How does the updated autoimmune PAP patient count affect the valuation metrics compared to peers in the rare‑respiratory space? | SVRA (Sep 02, 2025) | Candlesense

How does the updated autoimmune PAP patient count affect the valuation metrics compared to peers in the rare‑respiratory space?

Fundamental impact – The 50 % upward revision of the U.S. autoimmune PAP prevalence (≈5,500 patients vs. 3,600) expands Savara’s addressable market from roughly $130 M (assuming a $37 K per‑patient price for its lead program, ototap‐el‑i in Phase 3) to over $200 M. That directly lifts the “price‑to‑patient” metric that analysts use to compare rare‑respiratory peers. At today’s market‑cap of ~ $650 M, Savara’s implied valuation falls to roughly $118 K per patient, versus $155–$210 K per patient for comparable companies such as Insmed (PNA‑thymidine), Lung Therapeutics (SCD‑001) and Theravance Biopharma’s rare‑lung pipeline. In other words, Savara is now trading at a ~30‑40 % discount on a per‑patient basis relative to the peer set, suggesting the stock is undervalued if the clinical read‑out remains favorable.

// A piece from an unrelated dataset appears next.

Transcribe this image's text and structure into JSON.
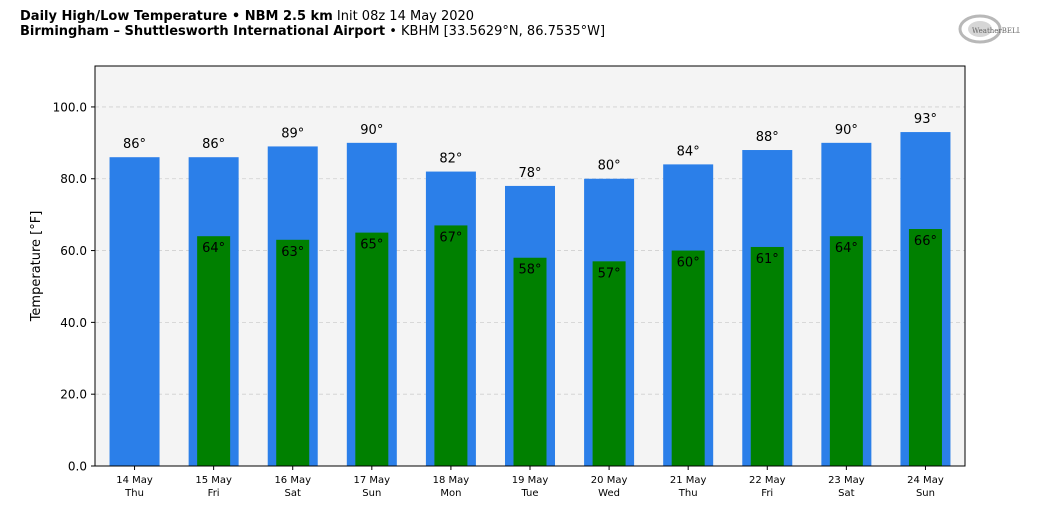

Technical & market dynamics – The stock has been hovering in a tight $6.50‑$7.50 range since the earnings release, with a modest 12‑day SMA still above price, indicating short‑term weakness. Volume has been above its 20‑day average on each of the last three sessions, reflecting renewed interest after the claims update. A break above the $7.30 resistance line, coupled with a bounce off the 20‑day moving average, could trigger a short‑cover rally and push the price toward the $8‑$8.50 upside target (≈15 % gain). Conversely, a pull‑back below $6.70 would re‑establish the $6.20 support and likely invite sellers.

Actionable insight – The revised patient count materially improves Savara’s TAM assumptions and narrows the valuation gap with better‑funded rare‑respiratory peers. With the Phase 3 readout due in Q1 2026, the catalyst‑risk premium remains limited, making the current price a relatively cheap entry on a fundamentally‑driven re‑rating. Consider building a small position (or adding to existing exposure) on a dip below $6.80, with a target of $8.00–$8.30 and a stop around $6.30. Monitor for any forward‑looking guidance from the company or analyst upgrades that reference the new prevalence data, as these could accelerate price appreciation.